Segundo o organismo de estudos numéricos, os últimos registros encaminhados pela AIMA foram recebidos em junho de 2024, correspondentes ao período de 2023. Assim, o INE informou ao ECO que o entendimento formal entre ambas as estruturas não foi respeitado, uma vez que se previa que a AIMA enviasse informações preliminares ao INE em fevereiro e informações consolidadas em maio. Portanto, o INE declara que a AIMA não disponibilizou tais elementos para fins de análise demográfica. O ponto foi levantado por Marcelo Rebelo de Sousa, que destacou que o INE indicou que Portugal teria 10,74 milhões de residentes em 2024, um acréscimo de 109 mil em comparação a 2023, enquanto o Executivo mencionou que, em abril, mais de 1,546 milhão de pessoas vindas do exterior possuíam título de residência em território português naquele ano.
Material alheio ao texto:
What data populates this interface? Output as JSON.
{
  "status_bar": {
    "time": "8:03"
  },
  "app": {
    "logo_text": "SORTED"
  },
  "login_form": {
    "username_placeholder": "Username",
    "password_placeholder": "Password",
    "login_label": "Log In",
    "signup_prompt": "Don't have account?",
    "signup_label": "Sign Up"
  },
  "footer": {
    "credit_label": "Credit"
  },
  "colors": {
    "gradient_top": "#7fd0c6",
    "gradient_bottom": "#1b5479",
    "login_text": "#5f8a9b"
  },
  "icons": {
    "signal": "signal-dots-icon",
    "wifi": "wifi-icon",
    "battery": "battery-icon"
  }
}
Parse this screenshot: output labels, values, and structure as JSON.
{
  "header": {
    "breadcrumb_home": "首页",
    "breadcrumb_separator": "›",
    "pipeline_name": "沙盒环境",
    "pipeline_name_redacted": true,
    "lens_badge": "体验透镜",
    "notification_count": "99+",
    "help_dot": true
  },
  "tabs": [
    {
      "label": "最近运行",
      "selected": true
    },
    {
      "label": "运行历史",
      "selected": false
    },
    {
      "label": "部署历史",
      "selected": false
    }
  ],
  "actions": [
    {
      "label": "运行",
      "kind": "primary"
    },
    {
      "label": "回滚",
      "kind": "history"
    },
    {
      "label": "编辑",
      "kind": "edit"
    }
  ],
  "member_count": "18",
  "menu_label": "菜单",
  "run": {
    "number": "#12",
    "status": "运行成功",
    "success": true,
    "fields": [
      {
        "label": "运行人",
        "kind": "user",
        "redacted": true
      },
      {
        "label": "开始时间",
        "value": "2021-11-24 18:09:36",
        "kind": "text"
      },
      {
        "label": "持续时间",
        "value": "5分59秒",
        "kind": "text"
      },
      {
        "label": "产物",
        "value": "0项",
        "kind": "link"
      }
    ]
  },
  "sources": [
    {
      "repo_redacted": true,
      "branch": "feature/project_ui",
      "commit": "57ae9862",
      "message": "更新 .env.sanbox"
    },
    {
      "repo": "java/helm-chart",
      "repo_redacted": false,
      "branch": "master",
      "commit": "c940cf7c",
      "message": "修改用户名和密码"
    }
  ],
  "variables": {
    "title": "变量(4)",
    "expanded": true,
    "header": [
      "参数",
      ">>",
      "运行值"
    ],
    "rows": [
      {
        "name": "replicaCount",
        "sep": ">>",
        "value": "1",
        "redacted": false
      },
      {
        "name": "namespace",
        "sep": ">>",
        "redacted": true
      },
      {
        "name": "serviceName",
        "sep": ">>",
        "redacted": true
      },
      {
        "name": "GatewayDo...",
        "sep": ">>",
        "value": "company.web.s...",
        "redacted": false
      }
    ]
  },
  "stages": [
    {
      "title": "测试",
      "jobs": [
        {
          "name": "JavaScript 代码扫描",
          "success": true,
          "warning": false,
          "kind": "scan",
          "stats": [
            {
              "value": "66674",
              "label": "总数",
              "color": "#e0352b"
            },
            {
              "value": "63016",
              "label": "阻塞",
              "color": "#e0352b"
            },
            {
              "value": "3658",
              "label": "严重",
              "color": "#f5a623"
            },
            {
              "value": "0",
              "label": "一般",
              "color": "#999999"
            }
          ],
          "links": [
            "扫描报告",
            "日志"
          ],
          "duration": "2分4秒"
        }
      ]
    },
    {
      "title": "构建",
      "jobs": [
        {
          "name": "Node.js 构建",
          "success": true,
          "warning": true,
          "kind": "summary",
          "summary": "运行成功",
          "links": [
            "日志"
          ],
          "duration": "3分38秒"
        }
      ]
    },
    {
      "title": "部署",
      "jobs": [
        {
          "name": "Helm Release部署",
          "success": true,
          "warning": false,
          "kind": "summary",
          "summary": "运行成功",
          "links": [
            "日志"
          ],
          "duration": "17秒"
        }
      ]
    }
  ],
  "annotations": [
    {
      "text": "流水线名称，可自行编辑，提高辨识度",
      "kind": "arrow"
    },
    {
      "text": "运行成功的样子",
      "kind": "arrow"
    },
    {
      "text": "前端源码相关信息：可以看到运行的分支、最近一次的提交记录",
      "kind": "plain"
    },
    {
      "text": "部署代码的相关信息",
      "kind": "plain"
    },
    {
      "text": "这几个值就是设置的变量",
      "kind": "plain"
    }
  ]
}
Em uma coletiva com o periódico Expresso, o Chefe de Estado destacou que ou 1,6 milhão de migrantes vivem em solo português ou que o país tem um contingente populacional superior a 12 milhões. Em outra hipótese, cerca de um milhão e meio de estrangeiros estariam atualmente em Portugal, enquanto a contagem total seria de 10,74 milhões de indivíduos.
Após as comunicações do governo, Marcelo Rebelo de Sousa afirmou que “os dados do INE apresentam elementos menos precisos que os da AIMA”, conforme publicado pelo jornal Nascer do Sol e reproduzido pelo ECO. Diante desse cenário, o Presidente recomenda que o INE antecipe o recenseamento demográfico, inicialmente agendado para 2031.